Postgraduate research project

Space trajectory classification using Machine Learning

Fully funded (UK and international)
Type of degree
Doctor of Philosophy
Entry requirements
2:1 honours degree View full entry requirements
Faculty graduate school
Faculty of Engineering and Physical Sciences
Closing date

About the project

Interest in more complex dynamics of space trajectories beyond perturbed Keplerian dynamics is rapidly growing. In cislunar space Moon, Earth, and spacecraft form a three-body problem already exhibiting a rich set of dynamical features. In high-fidelity modelling with realistic perturbations dynamics become even more complex. 

In this project you will apply Machine Learning techniques to the data to extract the essential information contained within these trajectories.

Modern trajectory design aims to identify and exploit features in the natural dynamics to design trajectories meeting mission requirements. For the most simplified models, analytical tools can obtain preliminary orbits, but in more complex scenarios these tools do not apply. Meanwhile, advances in computational power have made computation of individual trajectories in even complex systems very fast. GPU parallelization allows generating large trajectory databases for a wide range of initial conditions.

In this project you will apply Machine Learning techniques to this data to extract the essential information contained within these trajectories. This will be achieved through the following steps:

  • develop tools to efficiently generate a large database of relevant trajectories using state-of-the-art GPU technology for astrodynamics systems of interest;
  • study different representations of the obtained trajectories, such as coordinates, orbital elements, or spectral decompositions, to identify which method best represents the relevant information for subsequent trajectory classification steps;
  • investigate and apply suitable Machine Learning algorithms for unsupervised classification of similar trajectories and automatic extraction of their relevant features;
  • compare the boundaries between obtained orbit classes to other dynamical structures in the literature such as Invariant Manifolds, Weak Stability Boundary, or Lagrangian Coherent Structures.

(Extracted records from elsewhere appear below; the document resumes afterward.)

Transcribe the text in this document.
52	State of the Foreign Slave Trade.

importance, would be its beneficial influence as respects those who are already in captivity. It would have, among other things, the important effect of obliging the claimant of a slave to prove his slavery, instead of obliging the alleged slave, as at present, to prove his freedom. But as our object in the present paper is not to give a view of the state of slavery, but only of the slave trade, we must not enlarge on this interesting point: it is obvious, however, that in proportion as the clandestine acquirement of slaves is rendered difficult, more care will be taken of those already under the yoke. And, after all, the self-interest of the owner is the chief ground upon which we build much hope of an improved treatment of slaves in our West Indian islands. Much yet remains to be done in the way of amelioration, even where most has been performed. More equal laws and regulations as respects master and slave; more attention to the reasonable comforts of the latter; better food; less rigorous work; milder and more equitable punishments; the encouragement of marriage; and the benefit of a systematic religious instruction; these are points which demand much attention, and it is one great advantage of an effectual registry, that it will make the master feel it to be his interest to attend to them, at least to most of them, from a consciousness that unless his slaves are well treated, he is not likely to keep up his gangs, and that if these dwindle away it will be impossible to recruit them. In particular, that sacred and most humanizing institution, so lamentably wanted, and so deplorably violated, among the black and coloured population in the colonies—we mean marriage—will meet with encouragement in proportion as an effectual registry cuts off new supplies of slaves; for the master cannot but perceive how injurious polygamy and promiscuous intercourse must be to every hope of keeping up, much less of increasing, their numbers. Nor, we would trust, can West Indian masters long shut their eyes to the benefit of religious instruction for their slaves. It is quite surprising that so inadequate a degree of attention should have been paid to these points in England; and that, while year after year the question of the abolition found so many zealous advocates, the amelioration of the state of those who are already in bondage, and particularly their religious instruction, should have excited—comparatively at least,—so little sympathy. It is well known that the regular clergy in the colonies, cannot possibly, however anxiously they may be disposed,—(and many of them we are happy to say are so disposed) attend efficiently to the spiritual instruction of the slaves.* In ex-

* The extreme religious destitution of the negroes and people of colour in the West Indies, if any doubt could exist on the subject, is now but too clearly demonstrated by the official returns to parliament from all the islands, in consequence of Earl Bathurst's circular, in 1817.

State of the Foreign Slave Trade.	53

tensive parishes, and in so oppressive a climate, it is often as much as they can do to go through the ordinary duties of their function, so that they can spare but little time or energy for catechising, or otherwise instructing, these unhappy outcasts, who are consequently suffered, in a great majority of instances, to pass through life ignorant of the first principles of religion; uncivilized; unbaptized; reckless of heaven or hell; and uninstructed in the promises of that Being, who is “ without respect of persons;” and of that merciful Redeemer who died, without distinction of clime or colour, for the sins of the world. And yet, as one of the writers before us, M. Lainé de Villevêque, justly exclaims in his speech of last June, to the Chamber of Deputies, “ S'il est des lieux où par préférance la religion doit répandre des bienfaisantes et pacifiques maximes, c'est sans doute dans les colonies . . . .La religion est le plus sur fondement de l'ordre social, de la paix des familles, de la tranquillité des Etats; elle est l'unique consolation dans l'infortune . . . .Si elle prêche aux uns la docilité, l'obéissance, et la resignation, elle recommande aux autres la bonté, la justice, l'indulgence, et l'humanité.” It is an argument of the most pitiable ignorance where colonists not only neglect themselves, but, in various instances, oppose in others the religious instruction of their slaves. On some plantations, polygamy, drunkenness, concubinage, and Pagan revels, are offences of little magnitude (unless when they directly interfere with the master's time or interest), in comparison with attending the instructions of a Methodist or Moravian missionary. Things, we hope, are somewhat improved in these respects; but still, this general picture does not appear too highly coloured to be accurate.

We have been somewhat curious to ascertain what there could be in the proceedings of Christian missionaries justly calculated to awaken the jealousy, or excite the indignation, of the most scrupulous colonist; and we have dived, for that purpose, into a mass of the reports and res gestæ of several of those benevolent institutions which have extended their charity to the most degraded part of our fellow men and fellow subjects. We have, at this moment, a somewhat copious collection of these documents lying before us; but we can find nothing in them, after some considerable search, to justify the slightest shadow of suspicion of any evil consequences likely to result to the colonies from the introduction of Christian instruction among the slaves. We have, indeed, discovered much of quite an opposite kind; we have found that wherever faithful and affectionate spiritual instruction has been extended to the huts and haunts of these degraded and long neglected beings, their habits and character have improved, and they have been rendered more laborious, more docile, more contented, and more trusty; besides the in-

To apply for this project, you need a solid background in the following:

  • astrodynamics and orbital mechanics
  • computer programming (in a compiled language such as C, C++, Fortran, or Julia)

Experience in the following is advantageous:

  • machine learning and/or artificial intelligence
  • big data analysis and handling (HPC)
  • mathematical dynamical systems theory

This project is supervised by Dr Alexander Wittig and hosted at the University of Southampton with funding from the US Airforce Office of Scientific Research, and will be co-supervised by Dr Davide Amato from Imperial College London. Funding for travel between these institutions will be made available.

Please note that funding is only available for UK and EU students (countries within Horizon Europe).